Cumhuriyet Gazetesi Genel Yayın Yönetmeni Can Dündar: “27 Kasım'dan beri tutukluyuz, hâlâ tecrit kalkmadı. Halk TV yayını yok. Kitap sayısı yirmi ile sınırlı. Komisyon okumayı yetiştiremiyor. İdare bilgisayar talebimi reddetti, daktilo talebime direniyor. Savunmamı nasıl yazacağım? Yazarken ellerimiz felç oluyor. ‘Delilleri karartma' gerekçesiyle tutukluyuz. Tek delil Cumhuriyet Gazetesi nüshası. Nasıl karartacağım?! Devlet bir suç işledi, şimdi örtbas etmek için bizi tutuyor.”
ESKİ TWEET'LERİMDEN UTANÇ DUYUYORUM
Taraf yazarı Mehmet Baransu: “3 milyon sahte seçmeni belgeleyeceğim sırada tutuklandım. Belgeleri Ömer Çelik'in çok yakınındaki birinden almıştım. Her yerde kelepçe takılıyor. Hastaneye giderken kelepçe takılıyor. Anadolu adliyesinde alaturka tuvalete kelepçe ile soktular beni. Ben Can Dündar'ın bonusuyum. Yarın çıksam kapıdaki umut nöbetine beş bin kişi ile gelir, nöbet tutarım. (CHP-Cezaevi Komisyonu için attığı tweet hakkında) Siz haklı çıktınız... Çıkınca attığım tweet'e bakacağım, gerekirse özür dileyeceğim. Bir özür listesi hazırlıyorum. Eski tweet'lerimden utanç duyuyorum.”
REŞAT PETEK'LE AYNI ŞEYLERİ SAVUNUYORDUK; O VEKİL OLDU, BEN İÇERİDEYİM
Gazeteci-yazar Gültekin Avcı: “Silahlı teör örgütü kurmak ve yönetmekle, casuslukla suçlanıyorum. İddianame gizli. 7 köşe yazımla suçlanıyorum ama sadece iki tanesinden haberim var. (...) Ergenekon'da Mustafa Balbay gibi insanlar içeriye alındı. Reşat Petek'le benzer şeyler söyledik. O milletvekili, ben içerideyim!”
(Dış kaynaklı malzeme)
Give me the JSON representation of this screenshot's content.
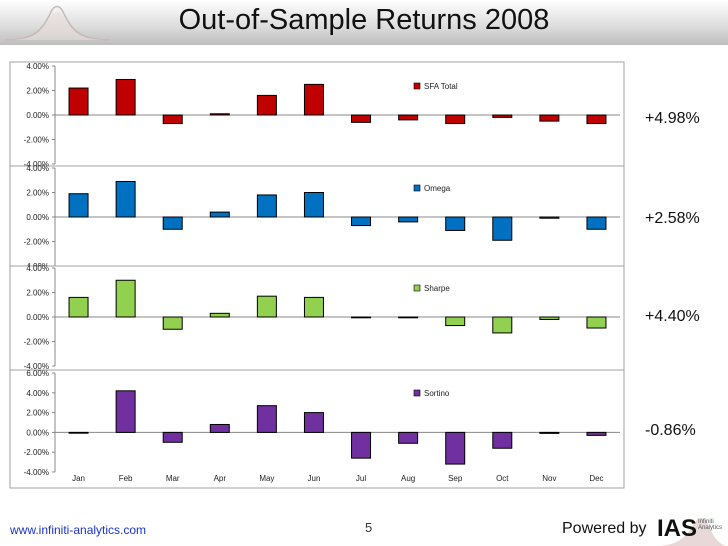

Hakim Karaçöl: Kasalarla para götürenler dışarda, biz içerdeyiz
CHP'li milletvekillerinin ziyaret ettiği isimler arasında 25 Aralık soruşturmasında ‘arama ve dinleme' kararı veren eski İstanbul 2 No'lu Hakimi Süleyman Karaçöl de vardı. ‘Suç işlemek amacıyla örgüt kurmak ve darbeye teşebbüs'le suçlanan Karaçöl, şunları söyledi: “Savcı Muammer Akkaş arama ve dinleme kararı istedi. Onlara karar veren hakimim. Dosyanın sahibi ben değilim, talep üzerine delile bakıp karar veriyorum. Yedi işadamı ve iki şirket hakkında tedbir kararı aldığım için tutukluyum. Tedbir kararı terör faaliyeti sayıldı. Delil yoksa nasıl karar alalım? Şimdi olsa yine aynı kararı verirdim. Aldığım kararlar nedeniyle tutukluyum, hakimlik teminatı nerede kaldı? Tutukladığım insanlara üzülüyorum. Onları güçsüz olduklarından tutuklamışız. Rüşvet olarak kasaba borcunu ödettiren belediye çalışanını ya da BlackBerry telefon alan tapu memuru tutukladık ama kasalarla para götüreni tutuklayamadık, biz içerdeyiz! Demek ki içeride yatanlar güçsüz olduklarından yatıyor. Güçlü olan tutuklanamıyor!”